12 Maar Rabsake zeide: Heeft mijn heer mij tot uw heer en tot u gezonden, om deze woorden te spreken? Is het niet tot de mannen, die op den muur zitten, dat zij met ulieden hun drek eten, en hun water drinken zullen?
13 Alzo stond Rabsake, en riep met luider stem in het Joods, en zeide: Hoort de woorden des groten konings, des konings van Assyrie!
14 Alzo zegt de koning: Dat Hizkia u niet bedriege, want hij zal u niet kunnen redden.
15 Daartoe, dat Hizkia u niet doe vertrouwen op den HEERE, zeggende: De HEERE zal ons zekerlijk redden; deze stad zal niet in de hand des konings van Assyrie gegeven worden.
16 Hoort naar Hizkia niet; want alzo zegt de koning van Assyrie: Handelt met mij door een geschenk, en komt tot mij uit, en eet, een ieder van zijn wijnstok, en een ieder van zijn vijgeboom, en drinkt een ieder het water zijns bornputs;
17 Totdat ik kom en u haal in een land, als ulieder land is, een land van koren en van most, een land van brood en van wijngaarden.
18 Dat Hizkia ulieden niet verleide, zeggende: De HEERE zal ons redden; hebben de goden der volken, een ieder zijn land, gered uit de hand des konings van Assyrie?
19 Waar zijn de goden van Hamath en Arpad?

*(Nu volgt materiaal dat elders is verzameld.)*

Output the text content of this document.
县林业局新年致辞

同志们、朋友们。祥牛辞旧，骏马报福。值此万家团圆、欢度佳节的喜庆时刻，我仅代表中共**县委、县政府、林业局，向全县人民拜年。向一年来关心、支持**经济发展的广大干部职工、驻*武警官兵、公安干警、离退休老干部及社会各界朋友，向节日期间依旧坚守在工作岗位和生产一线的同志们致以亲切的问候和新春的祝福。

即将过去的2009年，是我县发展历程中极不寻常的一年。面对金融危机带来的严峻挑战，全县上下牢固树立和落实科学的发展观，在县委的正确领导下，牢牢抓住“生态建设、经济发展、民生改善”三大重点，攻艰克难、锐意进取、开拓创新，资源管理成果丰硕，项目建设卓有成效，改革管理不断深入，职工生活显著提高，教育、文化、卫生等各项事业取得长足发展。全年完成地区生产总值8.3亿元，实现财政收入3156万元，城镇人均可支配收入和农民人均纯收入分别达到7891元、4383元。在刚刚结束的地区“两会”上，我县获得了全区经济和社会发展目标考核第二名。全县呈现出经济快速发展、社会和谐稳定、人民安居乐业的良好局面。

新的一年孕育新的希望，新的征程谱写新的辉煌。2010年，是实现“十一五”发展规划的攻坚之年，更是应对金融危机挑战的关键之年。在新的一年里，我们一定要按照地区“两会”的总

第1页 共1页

Waar zijn de goden van Sefarvaim? Hebben zij ook Samaria van mijn hand gered?
20 Welke zijn ze onder al de goden dezer landen, die hun land uit mijn hand gered hebben, dat de HEERE Jeruzalem uit mijn hand zou redden?
21 Doch zij zwegen stil, en antwoordden hem niet een woord; want het gebod des konings was, zeggende: Gij zult hem niet antwoorden.
22 Toen kwam Eljakim, de zoon van Hilkia, de hofmeester, en Sebna, de schrijver, en Joah, de zoon van Asaf, de kanselier, tot Hizkia met gescheurde klederen; en zij gaven hem de woorden van Rabsake te kennen.